Je pense que les crypto-monnaies (au pluriel, car il y en a plusieurs !) répondent aux critères d’une certaine rareté qui peut justifier une valeur durable comme l’or, mais elles n’ont pas encore l’acceptation générale qui seule peut justifier leur valeur.
À l’heure actuelle, elles restent un domaine de spéculation avec de grandes variations de prix où l’on peut gagner beaucoup d’argent, mais aussi en perdre. Par conséquent, il ne s’agit pas actuellement d’un moyen d’investissement sûr.
Je trouve le système des cryptomonnaies très intéressante.

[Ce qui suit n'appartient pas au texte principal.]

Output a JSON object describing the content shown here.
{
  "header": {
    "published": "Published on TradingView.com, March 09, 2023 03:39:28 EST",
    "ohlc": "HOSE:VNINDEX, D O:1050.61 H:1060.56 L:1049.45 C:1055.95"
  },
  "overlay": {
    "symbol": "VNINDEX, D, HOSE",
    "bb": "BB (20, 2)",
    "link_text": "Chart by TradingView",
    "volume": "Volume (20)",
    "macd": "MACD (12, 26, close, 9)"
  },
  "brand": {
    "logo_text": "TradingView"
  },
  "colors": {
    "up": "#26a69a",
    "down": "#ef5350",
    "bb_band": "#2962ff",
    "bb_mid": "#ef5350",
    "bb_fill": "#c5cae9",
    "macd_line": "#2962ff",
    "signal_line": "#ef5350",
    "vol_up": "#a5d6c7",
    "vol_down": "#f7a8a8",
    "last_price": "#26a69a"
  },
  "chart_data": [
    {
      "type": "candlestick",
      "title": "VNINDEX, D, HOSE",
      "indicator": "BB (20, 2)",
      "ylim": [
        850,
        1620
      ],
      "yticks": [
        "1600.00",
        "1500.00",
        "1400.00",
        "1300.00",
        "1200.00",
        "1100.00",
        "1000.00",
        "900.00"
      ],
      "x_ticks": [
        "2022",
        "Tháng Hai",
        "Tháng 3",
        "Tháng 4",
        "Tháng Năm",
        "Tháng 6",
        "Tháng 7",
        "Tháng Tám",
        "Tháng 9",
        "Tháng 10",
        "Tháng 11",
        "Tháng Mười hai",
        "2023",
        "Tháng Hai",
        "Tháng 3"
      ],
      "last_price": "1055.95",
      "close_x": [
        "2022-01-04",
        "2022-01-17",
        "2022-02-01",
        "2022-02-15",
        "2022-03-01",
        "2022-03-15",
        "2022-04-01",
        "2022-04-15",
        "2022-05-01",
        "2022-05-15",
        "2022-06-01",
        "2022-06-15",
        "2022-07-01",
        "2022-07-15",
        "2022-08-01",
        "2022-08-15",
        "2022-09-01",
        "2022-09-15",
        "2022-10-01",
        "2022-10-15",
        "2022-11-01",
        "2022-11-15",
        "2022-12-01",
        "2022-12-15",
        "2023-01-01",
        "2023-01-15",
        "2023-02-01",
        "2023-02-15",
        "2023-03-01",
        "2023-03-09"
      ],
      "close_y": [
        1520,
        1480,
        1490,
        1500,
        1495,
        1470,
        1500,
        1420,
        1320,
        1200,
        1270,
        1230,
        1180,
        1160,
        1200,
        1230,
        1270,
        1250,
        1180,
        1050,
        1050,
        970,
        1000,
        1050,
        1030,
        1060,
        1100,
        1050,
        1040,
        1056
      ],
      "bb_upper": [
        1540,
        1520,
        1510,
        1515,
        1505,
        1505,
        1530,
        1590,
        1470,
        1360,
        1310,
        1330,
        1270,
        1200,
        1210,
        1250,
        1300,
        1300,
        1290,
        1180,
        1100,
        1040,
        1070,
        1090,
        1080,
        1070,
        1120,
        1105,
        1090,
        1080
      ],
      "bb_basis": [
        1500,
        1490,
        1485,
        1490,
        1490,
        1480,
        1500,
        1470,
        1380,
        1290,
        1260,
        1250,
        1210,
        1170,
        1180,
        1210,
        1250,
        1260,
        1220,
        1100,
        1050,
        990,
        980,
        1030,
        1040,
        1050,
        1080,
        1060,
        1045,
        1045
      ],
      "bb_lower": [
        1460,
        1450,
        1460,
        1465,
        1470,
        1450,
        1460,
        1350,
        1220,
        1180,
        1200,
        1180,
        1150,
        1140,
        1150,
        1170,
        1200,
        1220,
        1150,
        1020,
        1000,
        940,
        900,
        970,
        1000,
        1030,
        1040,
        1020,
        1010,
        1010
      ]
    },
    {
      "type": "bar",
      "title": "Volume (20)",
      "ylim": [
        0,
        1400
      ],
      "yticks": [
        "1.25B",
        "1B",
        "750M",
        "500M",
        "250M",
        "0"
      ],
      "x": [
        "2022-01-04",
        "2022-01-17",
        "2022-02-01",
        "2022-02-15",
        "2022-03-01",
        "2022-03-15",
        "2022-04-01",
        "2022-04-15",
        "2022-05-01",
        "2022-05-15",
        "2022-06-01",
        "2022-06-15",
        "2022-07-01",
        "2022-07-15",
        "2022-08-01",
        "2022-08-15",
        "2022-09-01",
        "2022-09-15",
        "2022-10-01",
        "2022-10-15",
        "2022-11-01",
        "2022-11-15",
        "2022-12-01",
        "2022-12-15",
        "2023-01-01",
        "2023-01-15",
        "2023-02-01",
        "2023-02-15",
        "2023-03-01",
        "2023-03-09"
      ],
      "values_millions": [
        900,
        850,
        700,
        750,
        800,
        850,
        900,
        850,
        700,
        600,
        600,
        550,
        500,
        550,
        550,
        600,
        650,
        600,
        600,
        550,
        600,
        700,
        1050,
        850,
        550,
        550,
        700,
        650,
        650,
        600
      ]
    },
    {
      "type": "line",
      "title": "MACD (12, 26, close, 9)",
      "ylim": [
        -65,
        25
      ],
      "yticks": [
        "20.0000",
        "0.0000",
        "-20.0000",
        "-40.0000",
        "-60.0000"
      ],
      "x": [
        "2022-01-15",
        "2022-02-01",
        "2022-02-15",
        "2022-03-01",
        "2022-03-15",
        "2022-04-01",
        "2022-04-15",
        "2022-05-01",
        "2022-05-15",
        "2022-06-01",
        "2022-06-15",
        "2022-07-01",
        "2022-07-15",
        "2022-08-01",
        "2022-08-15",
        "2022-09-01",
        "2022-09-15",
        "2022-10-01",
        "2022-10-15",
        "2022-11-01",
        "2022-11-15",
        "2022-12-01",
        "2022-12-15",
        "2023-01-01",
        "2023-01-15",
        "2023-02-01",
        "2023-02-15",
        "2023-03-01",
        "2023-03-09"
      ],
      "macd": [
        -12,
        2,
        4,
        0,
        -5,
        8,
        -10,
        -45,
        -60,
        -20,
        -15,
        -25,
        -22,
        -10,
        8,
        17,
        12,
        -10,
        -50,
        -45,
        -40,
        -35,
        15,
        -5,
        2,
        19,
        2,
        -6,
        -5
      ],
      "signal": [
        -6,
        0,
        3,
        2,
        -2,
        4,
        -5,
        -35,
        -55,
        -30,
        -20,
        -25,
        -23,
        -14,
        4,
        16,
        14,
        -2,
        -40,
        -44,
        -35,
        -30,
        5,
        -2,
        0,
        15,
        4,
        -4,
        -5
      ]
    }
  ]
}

Je pense que c’est une alternative saine au système bancaire actuel, car au moins, on reste propriétaire de son argent – alors que si l’on dépose son argent sur une banque, c’est la banque qui en devient le propriétaire et qui a une « dette » envers nous.
C’est une observation très judicieuse.
Un autre avantage des crypto-monnaies est leur rareté inhérente, ce qui signifie qu’elles ne peuvent pas être multipliées à volonté par les banques monétaires comme c’est le cas avec les billets de banque actuels et l’argent virtuel que nous avons actuellement, dont la plupart n’a jamais été matérialisé sous forme de billets de banque visibles et tangibles.